Blasphemy

The whole idea of punishment for blasphemy is stupid, but the actual application is for other reasons:

Then, as now, the attack was sparked by rumors of blasphemy—the bane of Pakistani politics and jurisprudence in recent years. Both times, the police failed to protect the Christians, or even stood aside. The sole mercy for the Christian residents of Badami Bagh is that they wereable to get away the night before. In Gojra, nine people were killed. The Badami Bagh incident, however, has its own set of local complications—including, it seems, the politics of a local steel traders’ election. Beset on several fronts, the Christians also fear that there may be forces trying to force them out in order to grab their property.

On Friday night, Kala Jee and the other residents area were told to flee. “The police came and told us to go away,” he says. “A big, angry crowd had gathered on the main road. They had sticks and chains with them. We left and spent the next two nights with families that lived elsewhere.” Once the community had been emptied of its residents, the crowd returned the next day, Saturday, looting, destroying and torching some 150 homes and at least two churches. On Sunday, the residents returned to survey the ruin.

Last Wednesday, according to Sabir and others, as the two friends sipped some hooch brewed locally, the conversation apparently turned towards each other’s religions. It isn’t clear what was said. Accounts within the community differ. “Imran called Sahwan a choora,” says Pastor Amir Gill, a local resident who says he witnessed the argument. The word is a pejorative used to insult members of Punjab’s Christian community, who suffer from as much a caste prejudice as a religious one. In Punjab, Pakistan’s most populous and wealthiest province, most of the Christians are evangelical converts, formerly low-caste Hindus who were branded as “dirty” by Pakistani bigots. Many are able to find work only as sanitation workers, menial jobs reserved for those at the bottom of the social ladder.
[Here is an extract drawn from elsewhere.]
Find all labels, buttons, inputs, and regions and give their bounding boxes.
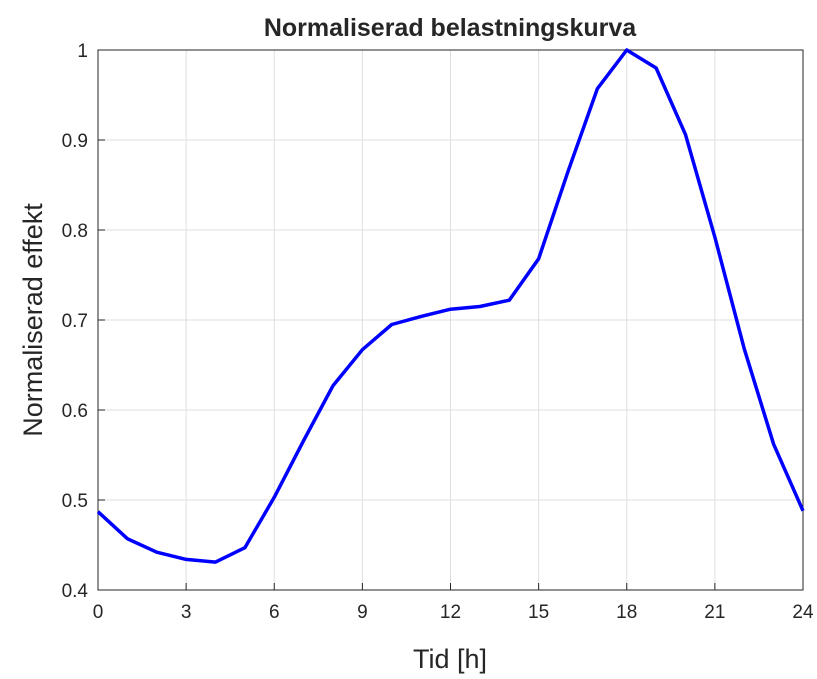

Gee, people are using the charge to settle scores and gain property. Gee, it’s also about class. What a surprise that it’s not really about religion. Also:

Several sections of Pakistan’s Criminal Code comprise its blasphemy laws.[3] § 295 forbids damaging or defiling a place of worship or a sacred object. § 295-A forbids outraging religious feelings. § 295-B forbids defiling the Quran. § 295-C forbids defaming the Islamic prophet Muhammad. Except for § 295-C, the provisions of § 295 require that an offence be a consequence of the accused’s intent. Defiling the Quran merits imprisonment for life. Defaming Muhammad merits death with or without a fine. (See below Sharia.) If a charge is laid under § 295-C, the trial must take place in a Court of Session with a Muslim judge presiding.[4]

§ 298 states:

Whoever, with the deliberate intention of wounding the religious feelings of any person, utters any word or makes any sound in the hearing of that person or makes any gesture in the sight of that person or places any object in the sight of that person, shall be punished with imprisonment of either description for a term which may extend to one year, or with fine, or with both.

§ 298-A prohibits the use of any derogatory remark or representation in respect of Muslim holy personages. § 298-B and § 298-C prohibit the Ahmadiyya from behaving as Muslims behave, calling themselves Muslims, proselytising, or “in any manner whatsoever” outraging the religious feelings of Muslims. Violation of any part of § 298 makes the violator liable to imprisonment for up to three years and liable also to a fine.

Between 1986 and 2007, Pakistani authorities charged 647 people with blasphemy offences.[5] Fifty percent of these were non-Muslims, who represent only 3% of the national population.[5] No judicial execution for blasphemy has ever occurred in Pakistan,[6][7] but 20 of those charged were murdered.[5] By 2010, the total number of people charged under these laws had grown to about 1274.[8]

The only law that may be useful in countering misuse of the Blasphemy law is PPC 153 A (a), whoever “by words, either spoken or written, or by signs, or by visible representations or otherwise, promotes or incites, or attempts to promote or incite, on grounds of religion, race, place of birth, residence, language, caste or community or any other ground whatsoever, disharmony or feelings of enmity, hatred or ill-will between different religious, racial, language or regional groups or castes or communities” shall be fined and punished with imprisonment for a term that may extend to five years.

Hmm, if a mob burns a church wouldn’t that be blasphemy according to this definition? And here they note that the mob also burned Christian bibles which is considered true in Islam, so wouldn’t it also be blasphemous for Muslims? Obviously this is as much about power as religion.